Optimise your PCR- magnesium and temperature gradients will help get empirical conditions at which your PCR results in only one or two of bands. Theoretical Tm and other reaction conditions always need to be tested to see if they work in real life.

-bob1-

i did IPCR before too, never seems to work on my hand. really feel like doing it again sometimes haha.

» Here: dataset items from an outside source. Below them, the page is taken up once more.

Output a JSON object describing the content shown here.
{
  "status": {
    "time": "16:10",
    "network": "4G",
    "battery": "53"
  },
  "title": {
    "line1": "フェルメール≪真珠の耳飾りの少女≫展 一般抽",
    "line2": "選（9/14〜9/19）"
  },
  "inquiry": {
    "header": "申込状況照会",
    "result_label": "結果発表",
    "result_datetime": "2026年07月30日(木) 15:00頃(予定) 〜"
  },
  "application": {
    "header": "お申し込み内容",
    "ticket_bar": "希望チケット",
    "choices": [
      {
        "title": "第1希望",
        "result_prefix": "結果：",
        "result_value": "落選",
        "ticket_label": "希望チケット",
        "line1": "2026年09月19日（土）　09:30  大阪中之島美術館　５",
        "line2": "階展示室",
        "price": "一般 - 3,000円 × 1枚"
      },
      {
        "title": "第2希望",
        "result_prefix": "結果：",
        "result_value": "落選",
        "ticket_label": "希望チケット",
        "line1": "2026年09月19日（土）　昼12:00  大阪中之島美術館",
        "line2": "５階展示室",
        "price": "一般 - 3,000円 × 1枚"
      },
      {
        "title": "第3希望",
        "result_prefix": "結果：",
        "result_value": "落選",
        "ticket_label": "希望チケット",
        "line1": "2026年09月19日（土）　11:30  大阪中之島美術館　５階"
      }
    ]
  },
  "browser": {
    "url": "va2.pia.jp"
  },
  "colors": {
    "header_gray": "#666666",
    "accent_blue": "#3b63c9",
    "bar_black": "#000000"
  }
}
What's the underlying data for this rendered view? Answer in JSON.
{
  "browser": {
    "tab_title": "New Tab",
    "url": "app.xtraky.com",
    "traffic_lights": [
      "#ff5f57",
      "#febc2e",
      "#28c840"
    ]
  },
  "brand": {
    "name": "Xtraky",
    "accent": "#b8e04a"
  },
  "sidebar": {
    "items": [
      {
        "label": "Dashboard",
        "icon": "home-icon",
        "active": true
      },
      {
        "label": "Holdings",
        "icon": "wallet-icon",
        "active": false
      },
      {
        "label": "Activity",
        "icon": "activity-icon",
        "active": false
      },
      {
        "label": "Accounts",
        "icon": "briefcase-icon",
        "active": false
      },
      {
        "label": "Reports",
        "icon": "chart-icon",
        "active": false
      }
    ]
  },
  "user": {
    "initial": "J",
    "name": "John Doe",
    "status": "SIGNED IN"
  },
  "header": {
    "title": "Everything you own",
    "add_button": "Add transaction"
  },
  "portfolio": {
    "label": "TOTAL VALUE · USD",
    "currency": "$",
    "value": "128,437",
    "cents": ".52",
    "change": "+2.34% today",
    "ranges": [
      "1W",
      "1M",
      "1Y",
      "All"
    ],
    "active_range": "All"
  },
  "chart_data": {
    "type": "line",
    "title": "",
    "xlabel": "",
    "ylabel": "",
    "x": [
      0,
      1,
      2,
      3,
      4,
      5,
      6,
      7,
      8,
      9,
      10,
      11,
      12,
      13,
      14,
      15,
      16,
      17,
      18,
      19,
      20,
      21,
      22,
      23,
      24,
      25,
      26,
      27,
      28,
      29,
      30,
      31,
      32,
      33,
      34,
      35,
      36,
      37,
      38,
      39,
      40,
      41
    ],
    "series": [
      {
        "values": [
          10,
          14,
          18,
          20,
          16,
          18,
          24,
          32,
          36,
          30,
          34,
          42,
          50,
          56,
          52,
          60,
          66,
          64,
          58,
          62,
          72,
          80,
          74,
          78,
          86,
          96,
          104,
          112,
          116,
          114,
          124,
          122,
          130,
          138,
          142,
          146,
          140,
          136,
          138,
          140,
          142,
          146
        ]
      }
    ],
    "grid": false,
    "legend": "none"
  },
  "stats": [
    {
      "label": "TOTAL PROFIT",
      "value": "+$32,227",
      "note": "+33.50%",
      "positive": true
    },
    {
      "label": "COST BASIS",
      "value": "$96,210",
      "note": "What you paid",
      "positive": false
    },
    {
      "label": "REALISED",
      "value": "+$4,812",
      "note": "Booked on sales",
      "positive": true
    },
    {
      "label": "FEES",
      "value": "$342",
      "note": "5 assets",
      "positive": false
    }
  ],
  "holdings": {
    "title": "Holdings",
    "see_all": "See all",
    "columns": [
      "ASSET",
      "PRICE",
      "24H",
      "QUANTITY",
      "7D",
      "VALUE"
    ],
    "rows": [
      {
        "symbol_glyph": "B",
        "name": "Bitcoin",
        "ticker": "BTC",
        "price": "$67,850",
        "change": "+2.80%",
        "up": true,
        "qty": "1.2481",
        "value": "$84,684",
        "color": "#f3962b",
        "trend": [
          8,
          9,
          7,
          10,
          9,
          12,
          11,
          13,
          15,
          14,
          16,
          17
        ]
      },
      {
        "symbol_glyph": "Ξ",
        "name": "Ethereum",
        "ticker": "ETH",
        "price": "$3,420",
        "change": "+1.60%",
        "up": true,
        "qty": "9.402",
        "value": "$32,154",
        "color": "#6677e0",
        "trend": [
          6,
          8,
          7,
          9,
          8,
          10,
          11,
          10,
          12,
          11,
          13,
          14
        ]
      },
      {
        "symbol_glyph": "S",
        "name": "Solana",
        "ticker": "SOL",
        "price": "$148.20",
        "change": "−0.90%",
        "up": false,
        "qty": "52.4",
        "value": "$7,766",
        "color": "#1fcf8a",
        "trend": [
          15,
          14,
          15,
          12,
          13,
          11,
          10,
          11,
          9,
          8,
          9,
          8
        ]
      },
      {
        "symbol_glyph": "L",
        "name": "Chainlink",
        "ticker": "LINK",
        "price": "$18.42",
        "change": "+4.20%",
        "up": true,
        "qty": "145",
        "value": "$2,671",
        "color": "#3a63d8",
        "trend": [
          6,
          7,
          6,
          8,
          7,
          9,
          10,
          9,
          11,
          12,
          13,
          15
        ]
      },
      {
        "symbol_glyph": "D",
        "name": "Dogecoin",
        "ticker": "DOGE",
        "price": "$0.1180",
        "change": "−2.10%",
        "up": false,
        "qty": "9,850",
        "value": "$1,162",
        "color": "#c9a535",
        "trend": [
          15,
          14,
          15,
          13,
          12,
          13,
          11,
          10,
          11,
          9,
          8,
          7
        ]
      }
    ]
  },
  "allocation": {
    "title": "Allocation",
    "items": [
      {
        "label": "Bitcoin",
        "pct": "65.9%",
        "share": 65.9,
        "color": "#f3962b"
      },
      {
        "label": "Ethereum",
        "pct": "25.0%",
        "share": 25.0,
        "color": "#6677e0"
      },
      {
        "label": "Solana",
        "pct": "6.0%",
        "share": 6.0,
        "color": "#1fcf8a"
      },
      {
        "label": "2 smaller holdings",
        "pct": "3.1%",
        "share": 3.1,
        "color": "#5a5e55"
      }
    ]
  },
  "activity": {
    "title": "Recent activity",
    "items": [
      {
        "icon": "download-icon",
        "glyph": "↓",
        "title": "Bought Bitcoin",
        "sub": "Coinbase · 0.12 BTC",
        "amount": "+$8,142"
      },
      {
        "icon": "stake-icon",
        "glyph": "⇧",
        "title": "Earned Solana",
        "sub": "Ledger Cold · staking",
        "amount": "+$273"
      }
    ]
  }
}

Anyway, you could try to re-design your primers

do a gradient on the annealing temperature.

-hanming86-

If you cut and religate using a single enzyme, then multiple copies of the same fragment can assemble, rather than circularization. This can happen in two ways. You get at least these assemblies:

* circularization of a single fragment
* assembly of two distinct cut fragment oriented head-tail (reconstruct prior sequence)
* assembly of two distinct fragments head-head
* assembly of two distinct fragments tail-tail

The first one gives the result you are looking for. The last two give PCR fragments when amplified using a single primer (a different one in each case). You can bias the ligation reaction in favor of your desired result by ligating at low DNA concentration, such that the local concentration of same-molecule end is high compared to the local concentration of different-molecule end.

Depending on the length of your fragment, this sweet spot is around 1 ng/ul or so. You could do serial dilutions of your cut DNA, followd by ligtation and PCR. The effective direction is likely to be low concentrations.